Iraq Politicians Study Press Law Report

Parliamentary committee to examine IWPR report in its review of controversial press legislation.

Iraq Politicians Study Press Law Report

Parliamentary committee to examine IWPR report in its review of controversial press legislation.

Friday, 27 November, 2009

An Iraqi member of parliament involved in drafting a new press bill says his committee will consider criticisms voiced in an IWPR report before deciding whether to ratify the legislation.


IWPR-trained journalists produced a report in April warning that the proposed law, designed to protect the press, may instead obstruct it because it had failed to guarantee access to information.


“This article highlights a number of topics which we will study when amending the bill,” said Mohammed Ismail al-Khazaali, a member of parliament’s Culture and Media Committee. “We hope this will do justice to the journalists.”


Khazaali praised the article for dealing concisely with a range of issues, saying, “Each of its paragraphs could work as the title of a distinct report aimed at amending the press law.”

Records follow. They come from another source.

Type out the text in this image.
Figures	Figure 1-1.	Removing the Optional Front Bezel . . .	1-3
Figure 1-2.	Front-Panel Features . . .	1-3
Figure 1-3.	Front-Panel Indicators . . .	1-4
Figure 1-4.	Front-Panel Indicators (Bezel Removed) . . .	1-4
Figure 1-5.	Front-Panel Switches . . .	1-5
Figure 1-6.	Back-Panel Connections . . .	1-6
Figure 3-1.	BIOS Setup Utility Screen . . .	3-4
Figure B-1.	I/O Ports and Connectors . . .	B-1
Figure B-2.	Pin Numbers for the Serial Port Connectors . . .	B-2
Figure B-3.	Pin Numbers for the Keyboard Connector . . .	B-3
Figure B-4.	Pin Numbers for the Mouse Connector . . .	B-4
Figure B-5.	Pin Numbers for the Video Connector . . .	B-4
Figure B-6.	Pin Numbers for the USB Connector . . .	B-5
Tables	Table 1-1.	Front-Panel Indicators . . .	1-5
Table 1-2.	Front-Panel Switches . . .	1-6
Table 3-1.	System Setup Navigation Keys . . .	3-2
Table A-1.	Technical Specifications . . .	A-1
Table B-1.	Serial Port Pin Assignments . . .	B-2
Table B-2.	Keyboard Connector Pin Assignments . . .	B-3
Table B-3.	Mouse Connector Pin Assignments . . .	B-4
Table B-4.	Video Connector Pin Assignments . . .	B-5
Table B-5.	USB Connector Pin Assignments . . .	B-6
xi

The report, Deep Disquiet Over Iraq Press Law, revealed how Iraqi officials feel no obligation to answer journalists’ questions, which have grown bolder as security has improved.


It cited instances where bureaucrats had allegedly impeded reporters’ access to sources. Critics of the proposed bill said it urgently needed to safeguard their right to information. The story carried a response from officials defending the bill’s provisions.


Haqi Ismail, an editor with the Al-Zaman daily, said the IWPR article was presented during a master-class in investigative journalism conducted for Iraqi journalists by the British embassy in Amman.


“It is one of the best professionally written features produced in Iraq,” he said. “It demonstrates the shortcomings as well as the strengths of the bill.”


He said the article might force a change in the proposed law “if the Iraqi daily newspapers republished it locally”.


Hassan Baghdadi, a journalist with Ishtar Satellite TV channel, said the IWPR report clearly revealed the government’s attempts to place a positive spin on the press law.


“The report is excellent and contains accurate information, known only to professional journalists,” he said.


Ibrahim al-Saraji, head of the Journalists Protection Association, said the IWPR report revealed the difficulties Iraqi journalists faced in their jobs.


He was doubtful whether the bill would ever come into effect. “The government is not serious about passing it,” he said.


Saraji said he hoped the publication of the IWPR report would “give rise to external political pressure” from international organisations that could speed the bill’s progress through parliament.